Кровать была отличная, даже слишком широкая для двоих; Аймерик как улегся, так сразу и захрапел. Правда, перед сном обнял меня — привычка того, кто всегда спал на одной кровати с любимым братом. Я же какое-то время еще лежал без сна, глядя на высокий деревянный потолок своей новой комнаты (плоская крыша, крытая «гонтом» — деревянной черепицей, которую мэтр Бернар задешево покупал в пригороде Вильнев)… Слушая голос собственного усталого тела, стонавшего каждым ушибом, обычным ноющим звуком переработавших мышц… И возгласы собравшихся внизу людей — там, кажется, пили, обсуждали новости… Думая о том, как же я теперь буду жить… Я тоже уснул наконец, и спал так спокойно и счастливо, как не приходилось мне с давних времен Адемара.
Тревожило меня грядущее знакомство с мэтром Бернаром, хозяином всего этого бурного, богатого, сумасбродного осталя, который вымачивает розги прямо в капитуле и вряд ли полюбит меня, неизвестно откуда взявшуюся лишнюю глотку, человека проклятого языка Ойль, человека, спящего на постели его покойного любимого сына. Однако напрасно я тревожился.

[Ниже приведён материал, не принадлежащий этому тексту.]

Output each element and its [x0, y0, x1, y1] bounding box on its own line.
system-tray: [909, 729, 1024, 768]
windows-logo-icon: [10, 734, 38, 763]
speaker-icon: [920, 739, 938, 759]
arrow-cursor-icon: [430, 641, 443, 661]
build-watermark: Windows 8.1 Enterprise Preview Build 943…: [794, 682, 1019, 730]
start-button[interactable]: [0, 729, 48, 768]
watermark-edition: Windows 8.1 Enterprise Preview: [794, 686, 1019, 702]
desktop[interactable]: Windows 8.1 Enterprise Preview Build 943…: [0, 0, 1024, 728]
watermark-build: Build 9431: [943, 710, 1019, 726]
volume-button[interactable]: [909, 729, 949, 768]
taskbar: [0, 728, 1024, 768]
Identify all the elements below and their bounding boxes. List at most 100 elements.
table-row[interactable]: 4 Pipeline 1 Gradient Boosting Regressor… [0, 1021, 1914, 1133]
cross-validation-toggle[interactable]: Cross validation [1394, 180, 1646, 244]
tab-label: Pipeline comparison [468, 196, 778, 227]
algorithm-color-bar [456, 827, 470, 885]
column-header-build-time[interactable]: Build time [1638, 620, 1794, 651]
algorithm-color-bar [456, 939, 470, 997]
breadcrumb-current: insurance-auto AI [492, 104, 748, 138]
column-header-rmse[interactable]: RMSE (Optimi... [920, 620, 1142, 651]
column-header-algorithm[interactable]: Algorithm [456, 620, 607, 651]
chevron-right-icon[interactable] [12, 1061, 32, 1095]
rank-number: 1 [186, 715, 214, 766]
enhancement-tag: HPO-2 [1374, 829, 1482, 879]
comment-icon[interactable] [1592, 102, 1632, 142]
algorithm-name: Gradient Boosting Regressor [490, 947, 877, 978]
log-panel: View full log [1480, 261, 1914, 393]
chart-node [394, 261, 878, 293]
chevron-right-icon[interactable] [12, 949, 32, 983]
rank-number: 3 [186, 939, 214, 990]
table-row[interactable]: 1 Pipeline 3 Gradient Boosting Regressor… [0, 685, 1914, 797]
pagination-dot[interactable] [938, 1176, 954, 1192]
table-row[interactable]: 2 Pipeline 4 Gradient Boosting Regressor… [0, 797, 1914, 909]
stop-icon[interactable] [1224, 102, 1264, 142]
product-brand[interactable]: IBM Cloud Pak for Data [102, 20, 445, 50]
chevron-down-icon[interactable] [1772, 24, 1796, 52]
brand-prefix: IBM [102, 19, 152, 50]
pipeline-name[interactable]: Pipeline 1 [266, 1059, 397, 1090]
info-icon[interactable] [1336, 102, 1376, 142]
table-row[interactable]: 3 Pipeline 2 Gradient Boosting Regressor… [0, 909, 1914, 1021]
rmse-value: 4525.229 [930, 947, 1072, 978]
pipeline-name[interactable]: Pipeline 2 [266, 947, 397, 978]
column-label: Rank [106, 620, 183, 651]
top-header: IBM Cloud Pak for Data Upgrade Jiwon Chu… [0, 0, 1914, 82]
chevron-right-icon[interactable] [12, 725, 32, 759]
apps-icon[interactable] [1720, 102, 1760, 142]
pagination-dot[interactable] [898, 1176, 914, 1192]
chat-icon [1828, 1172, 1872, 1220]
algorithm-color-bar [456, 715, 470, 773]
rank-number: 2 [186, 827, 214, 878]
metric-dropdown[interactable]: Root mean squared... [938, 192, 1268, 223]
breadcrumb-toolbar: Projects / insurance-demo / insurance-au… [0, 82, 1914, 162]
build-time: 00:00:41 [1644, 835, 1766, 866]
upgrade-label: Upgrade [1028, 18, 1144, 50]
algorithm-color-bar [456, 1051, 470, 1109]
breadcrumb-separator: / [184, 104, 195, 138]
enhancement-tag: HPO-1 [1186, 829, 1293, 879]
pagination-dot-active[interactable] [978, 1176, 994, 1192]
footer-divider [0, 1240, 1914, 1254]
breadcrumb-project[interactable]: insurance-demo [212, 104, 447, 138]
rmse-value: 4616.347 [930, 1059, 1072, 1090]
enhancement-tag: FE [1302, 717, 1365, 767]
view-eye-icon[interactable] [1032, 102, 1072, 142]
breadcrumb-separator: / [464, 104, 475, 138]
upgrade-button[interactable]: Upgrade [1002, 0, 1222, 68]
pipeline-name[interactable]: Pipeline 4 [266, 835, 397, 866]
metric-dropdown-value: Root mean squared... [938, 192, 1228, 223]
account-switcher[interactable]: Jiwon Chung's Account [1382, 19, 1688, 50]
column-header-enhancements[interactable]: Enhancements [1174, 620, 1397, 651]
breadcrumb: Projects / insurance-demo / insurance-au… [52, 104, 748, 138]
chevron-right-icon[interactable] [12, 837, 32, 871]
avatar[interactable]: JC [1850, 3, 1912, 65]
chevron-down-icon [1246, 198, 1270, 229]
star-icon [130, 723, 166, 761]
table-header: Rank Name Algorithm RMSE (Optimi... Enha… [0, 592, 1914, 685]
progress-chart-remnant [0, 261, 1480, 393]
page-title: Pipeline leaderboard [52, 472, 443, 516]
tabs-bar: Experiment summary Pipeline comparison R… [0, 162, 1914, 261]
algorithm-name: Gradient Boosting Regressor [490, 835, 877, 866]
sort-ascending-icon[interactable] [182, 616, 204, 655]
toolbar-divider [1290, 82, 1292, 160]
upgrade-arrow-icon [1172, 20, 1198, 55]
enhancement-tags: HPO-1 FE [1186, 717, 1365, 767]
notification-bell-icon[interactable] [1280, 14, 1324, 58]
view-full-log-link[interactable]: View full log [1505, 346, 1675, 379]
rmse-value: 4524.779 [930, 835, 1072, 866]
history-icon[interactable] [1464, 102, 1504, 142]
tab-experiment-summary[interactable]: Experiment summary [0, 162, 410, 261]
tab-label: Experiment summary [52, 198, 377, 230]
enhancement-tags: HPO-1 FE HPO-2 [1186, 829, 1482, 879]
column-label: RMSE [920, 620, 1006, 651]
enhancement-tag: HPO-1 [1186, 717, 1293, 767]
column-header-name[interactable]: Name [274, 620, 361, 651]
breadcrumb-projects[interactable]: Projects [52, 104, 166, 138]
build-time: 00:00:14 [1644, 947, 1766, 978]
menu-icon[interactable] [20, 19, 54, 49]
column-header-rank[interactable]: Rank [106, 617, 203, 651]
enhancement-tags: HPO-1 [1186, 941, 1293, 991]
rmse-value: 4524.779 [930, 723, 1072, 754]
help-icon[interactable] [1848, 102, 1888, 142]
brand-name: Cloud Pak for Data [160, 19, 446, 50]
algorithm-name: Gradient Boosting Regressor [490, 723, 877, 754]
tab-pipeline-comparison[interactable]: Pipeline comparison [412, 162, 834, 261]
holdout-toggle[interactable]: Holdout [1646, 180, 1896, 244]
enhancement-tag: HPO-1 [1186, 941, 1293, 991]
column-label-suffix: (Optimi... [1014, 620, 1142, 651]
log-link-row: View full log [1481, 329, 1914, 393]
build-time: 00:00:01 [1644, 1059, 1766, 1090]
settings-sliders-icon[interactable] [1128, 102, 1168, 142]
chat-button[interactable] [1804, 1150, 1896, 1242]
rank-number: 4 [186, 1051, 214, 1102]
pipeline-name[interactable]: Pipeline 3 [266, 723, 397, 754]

Вопреки ожиданиям, богатый и уважаемый консул мэтр Бернар оказался невысоким, довольно худым (а я ожидал увидеть человека огромного роста или хотя бы дородного!) Черноволосый и лохматый, как Аймерик, носатый, с гладко выбритым подбородком, знаменитый легист мэтр Бернар на вид был куда младше своих лет — поздних сорока. Худой и умный, с яркими деловыми глазами, он не задал мне ни вопроса (как я позже узнал, все надобное он выспросил у своего обожаемого сына). Розог, вопреки моим ожиданиям, тоже никто из нас не получил — ни нежданный гость, ни своевольник Аймерик. Мэтр Бернар — я помню, как поразился тогда веселым и простым словам Аймы — вообще никогда не бил своих детей. Даже за дело.
Ах ты Боже мой, не сдержался я, не веря таким словам: неужели вам даже в детстве не попадало? Как не попадало, нахмурилась Айма, теребя полосатые цветные юбки, в каких она ходила дома. Один раз со мной отец целый день не разговаривал, я не знала, куда от стыда деваться. До сих пор помню — мы тогда с братом смеху ради подожгли толстой курице хвост. Первый раз в жизни мы так сделали, и последний, ясно дело. Отец когда гневается, это хуже смерти. Отец-то наш лучше всех.